Пасадена
Шрифт:
3
Он ехал за ней по холмам, к давно уже заросшим воротам; в зеркало заднего вида Линди смотрела на Брудера, думала о давно прошедших вечерах, когда они вместе возвращались на ранчо — она в фургоне, он следом на грузовике. Но Брудер, с седыми висками и морщинами вокруг рта, встал перед ней, как будто прошло не пять лет, а больше. Кожа его потемнела и загрубела, борода стала жесткой и клочковатой, и казалось, ему неловко в костюме. Рукой он защищался от солнца, но не мог оторвать глаз от скругленного кузова «золотого жука» и темной головы Линди над водительским местом. Она неторопливо ехала вверх по пологим холмам, солнце пробивалось сквозь листву дубов, их стволы почти вросли в мостовую. Он знал: она сейчас думает о том, что он выглядит старше, но и она постарела, хотя красота ее не увяла. В глубине души он ждал, что так и будет, — слишком часто она подставляла лицо солнцу; ему было бы легче вернуться в Пасадену, если бы она раздалась в талии и согнулась под бременем жизни, которую сама для себя выбрала. Он заметил, что она осталась тонкой, — Черри дала ему понять, что это плохой знак, — но дивная противоположность сохранилась: на сумрачном лице молниями сверкали красивые черные глаза.
Но Брудер приехал в Пасадену не за тем, что безвозвратно
Руки Линди дрожали на руле; она чувствовала себя так, будто увидела призрака. По ее расчетам, они должны были встретиться лет через пятнадцать, не раньше. По ее расчетам, ко времени, когда он выйдет из ворот Сан-Квентина, на пароме переправится через залив к железнодорожной станции, сядет на поезд и поедет на юг, она успеет состариться, и Брудеру тоже прибавится лет. По ее расчетам, все эти тяжкие, холодные годы погасят последнюю искру страсти, она спокойно примет своего бывшего возлюбленного в доме своего мужа, и оба будут вспоминать то, что случилось двадцать лет назад, — Линди полагала, что нет ничего безобиднее укрощенной памяти. Но оказалось, она ошиблась — Брудер был здесь, рядом с ней, прикрывался рукой от солнца и, как она подозревала, нарочно облачился в костюм, чтобы поразить ее воображение. Он сбежал? Или в тюрьме случился бунт, или заключенные сделали ложками подкоп? Может быть, он тайно переплыл бухту Сан-Франциско и голова его, похожая на тюленью, мокро блестела над водой?

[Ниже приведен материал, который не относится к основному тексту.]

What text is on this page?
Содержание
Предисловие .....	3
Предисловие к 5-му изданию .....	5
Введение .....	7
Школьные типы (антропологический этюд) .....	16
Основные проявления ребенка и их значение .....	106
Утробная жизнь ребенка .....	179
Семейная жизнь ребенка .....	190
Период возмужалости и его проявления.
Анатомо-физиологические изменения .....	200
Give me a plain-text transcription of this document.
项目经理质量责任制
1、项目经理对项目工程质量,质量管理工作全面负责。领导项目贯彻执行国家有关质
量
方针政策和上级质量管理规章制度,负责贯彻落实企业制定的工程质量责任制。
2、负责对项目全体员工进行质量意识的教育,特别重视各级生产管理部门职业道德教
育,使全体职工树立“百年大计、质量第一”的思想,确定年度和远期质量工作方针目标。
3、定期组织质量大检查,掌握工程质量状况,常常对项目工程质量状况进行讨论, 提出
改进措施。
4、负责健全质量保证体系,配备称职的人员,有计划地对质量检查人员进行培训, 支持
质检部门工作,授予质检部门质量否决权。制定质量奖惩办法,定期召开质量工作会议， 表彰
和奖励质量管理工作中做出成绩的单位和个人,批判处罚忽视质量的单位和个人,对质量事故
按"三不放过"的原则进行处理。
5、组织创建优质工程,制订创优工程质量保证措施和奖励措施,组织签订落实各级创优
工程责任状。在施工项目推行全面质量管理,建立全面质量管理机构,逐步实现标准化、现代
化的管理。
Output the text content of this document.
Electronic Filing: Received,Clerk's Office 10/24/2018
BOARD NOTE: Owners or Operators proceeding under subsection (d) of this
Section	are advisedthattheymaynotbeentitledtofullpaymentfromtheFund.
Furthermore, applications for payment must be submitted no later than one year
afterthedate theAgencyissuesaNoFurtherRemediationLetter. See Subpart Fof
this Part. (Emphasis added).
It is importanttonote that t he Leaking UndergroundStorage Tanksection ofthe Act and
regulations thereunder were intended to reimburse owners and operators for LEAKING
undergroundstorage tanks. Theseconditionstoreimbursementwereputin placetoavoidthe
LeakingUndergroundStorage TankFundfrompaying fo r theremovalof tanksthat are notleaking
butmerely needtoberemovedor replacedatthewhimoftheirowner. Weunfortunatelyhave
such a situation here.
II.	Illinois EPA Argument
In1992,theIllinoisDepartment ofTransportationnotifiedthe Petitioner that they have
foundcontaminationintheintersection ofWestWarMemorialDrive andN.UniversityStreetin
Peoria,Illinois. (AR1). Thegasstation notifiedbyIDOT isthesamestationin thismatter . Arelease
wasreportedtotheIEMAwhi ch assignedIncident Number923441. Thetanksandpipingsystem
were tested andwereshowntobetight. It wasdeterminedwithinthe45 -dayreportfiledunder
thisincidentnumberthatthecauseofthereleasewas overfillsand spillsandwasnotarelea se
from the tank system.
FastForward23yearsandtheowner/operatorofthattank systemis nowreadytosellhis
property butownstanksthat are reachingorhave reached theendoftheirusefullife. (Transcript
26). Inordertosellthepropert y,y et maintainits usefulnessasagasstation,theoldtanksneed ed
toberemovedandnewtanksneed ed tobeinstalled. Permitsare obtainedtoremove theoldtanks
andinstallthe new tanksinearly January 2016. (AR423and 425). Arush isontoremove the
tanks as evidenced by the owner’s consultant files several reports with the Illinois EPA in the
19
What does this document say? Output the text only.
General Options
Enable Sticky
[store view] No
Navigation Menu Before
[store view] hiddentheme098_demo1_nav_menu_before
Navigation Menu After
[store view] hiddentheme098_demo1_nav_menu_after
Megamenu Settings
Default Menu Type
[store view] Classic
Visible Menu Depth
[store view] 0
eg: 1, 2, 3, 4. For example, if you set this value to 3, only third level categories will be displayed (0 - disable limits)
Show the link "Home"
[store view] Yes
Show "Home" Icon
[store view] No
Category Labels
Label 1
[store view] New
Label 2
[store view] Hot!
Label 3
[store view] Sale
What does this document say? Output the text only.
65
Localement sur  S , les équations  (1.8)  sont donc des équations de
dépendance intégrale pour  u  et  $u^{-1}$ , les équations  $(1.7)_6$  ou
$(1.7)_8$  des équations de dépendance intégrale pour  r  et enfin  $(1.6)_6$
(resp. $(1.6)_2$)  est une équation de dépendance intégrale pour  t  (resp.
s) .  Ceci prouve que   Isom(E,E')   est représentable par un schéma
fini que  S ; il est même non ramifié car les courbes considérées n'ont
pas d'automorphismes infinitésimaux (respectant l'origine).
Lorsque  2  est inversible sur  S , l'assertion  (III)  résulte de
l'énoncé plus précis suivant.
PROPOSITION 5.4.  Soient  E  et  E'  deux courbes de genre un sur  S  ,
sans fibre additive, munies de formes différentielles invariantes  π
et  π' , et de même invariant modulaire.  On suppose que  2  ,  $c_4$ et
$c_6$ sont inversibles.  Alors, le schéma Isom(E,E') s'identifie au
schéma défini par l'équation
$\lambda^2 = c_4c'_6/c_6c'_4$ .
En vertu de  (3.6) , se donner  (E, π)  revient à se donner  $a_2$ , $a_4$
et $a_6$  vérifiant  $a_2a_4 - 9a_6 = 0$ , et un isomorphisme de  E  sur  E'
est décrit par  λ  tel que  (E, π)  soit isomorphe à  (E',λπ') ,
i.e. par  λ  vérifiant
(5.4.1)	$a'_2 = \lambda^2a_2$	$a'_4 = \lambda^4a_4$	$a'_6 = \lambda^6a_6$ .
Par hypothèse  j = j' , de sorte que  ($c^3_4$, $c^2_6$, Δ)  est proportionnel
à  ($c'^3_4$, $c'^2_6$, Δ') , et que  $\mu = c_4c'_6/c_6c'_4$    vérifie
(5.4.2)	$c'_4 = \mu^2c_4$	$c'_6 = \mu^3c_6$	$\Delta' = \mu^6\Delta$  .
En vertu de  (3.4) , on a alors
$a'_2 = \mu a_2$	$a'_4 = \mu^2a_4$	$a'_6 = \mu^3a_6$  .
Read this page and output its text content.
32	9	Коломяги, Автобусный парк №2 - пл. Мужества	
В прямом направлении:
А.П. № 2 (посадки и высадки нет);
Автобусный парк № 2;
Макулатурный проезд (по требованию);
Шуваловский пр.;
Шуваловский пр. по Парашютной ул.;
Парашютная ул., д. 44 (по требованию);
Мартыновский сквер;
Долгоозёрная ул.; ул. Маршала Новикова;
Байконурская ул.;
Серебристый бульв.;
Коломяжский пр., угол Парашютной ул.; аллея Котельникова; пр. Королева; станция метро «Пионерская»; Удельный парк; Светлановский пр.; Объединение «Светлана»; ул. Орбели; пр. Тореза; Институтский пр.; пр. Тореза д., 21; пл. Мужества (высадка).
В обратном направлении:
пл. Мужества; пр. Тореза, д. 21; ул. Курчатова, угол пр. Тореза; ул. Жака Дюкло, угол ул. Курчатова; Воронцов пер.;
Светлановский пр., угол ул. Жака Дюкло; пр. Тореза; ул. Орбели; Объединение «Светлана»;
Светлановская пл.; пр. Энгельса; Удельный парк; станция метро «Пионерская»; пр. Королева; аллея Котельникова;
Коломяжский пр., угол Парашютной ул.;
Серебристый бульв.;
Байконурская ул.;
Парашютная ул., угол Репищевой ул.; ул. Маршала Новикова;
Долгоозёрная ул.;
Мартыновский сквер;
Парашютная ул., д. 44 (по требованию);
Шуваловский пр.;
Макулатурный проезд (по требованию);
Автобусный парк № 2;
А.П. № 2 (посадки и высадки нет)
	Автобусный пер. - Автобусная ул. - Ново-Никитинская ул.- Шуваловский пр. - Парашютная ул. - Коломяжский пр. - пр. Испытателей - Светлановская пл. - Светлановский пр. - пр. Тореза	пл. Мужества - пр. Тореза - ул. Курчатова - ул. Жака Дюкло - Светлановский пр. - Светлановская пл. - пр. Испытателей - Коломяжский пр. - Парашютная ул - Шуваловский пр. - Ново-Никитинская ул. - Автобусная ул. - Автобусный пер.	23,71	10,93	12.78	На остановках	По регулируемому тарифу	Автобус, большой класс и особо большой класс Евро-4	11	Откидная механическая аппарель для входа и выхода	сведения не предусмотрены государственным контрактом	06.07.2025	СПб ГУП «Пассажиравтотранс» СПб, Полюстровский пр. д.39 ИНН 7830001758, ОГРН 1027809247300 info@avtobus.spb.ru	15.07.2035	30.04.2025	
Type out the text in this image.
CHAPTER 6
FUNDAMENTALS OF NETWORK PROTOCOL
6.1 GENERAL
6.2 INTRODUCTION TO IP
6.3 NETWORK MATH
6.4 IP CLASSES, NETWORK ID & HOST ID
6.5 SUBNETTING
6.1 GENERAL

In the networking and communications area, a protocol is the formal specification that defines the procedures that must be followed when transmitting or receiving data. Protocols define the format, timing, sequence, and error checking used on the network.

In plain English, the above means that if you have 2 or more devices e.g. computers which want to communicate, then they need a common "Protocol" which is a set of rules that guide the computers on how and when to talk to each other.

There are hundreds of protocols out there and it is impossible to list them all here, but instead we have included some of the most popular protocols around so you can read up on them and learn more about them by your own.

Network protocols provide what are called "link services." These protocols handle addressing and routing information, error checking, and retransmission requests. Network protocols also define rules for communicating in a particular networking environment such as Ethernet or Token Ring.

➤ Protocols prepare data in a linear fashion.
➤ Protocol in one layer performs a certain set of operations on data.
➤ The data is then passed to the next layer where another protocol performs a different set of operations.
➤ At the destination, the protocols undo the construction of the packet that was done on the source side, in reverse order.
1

Брудер же, сидя в «пирсе-эрроу», точно знал, что она перебирает сейчас в уме, какими способами он мог бы добраться до Пасадены. Ее лица он сейчас не видел, но ему это не мешало; точно так же он знал, что освободился по такой причине, о которой она даже не догадывается.
Линди вышла из машины и открыла железные ворота; поднялось желтое облако пыли, скрыло ее, но она различала его, и Брудер тоже ни на минуту не терял ее из виду — в пыли блестели белки ее глаз. Солнце жарило изо всех сил, головная боль не отпускала, но неимоверная усталость, накопившаяся за последние недели, заметно шла на убыль. Ей казалось, что, если нужно, она легко взбежит в гору — прямо до просторной лужайки и лоджии, — и кровь стремительно текла в ней. А еще ей казалось — как здорово, если бы оба они вышли из своих машин у самых ворот и вместе взбежали бы в гору; она представляла себе, как мерно поднимается и опускается у них обоих грудь от прерывистого дыхания, как смыкаются руки, когда они останавливаются у лужайки, представляла, как от них обоих пышет жаром, чувствовала запах пота, запах мускуса от работающего сердца.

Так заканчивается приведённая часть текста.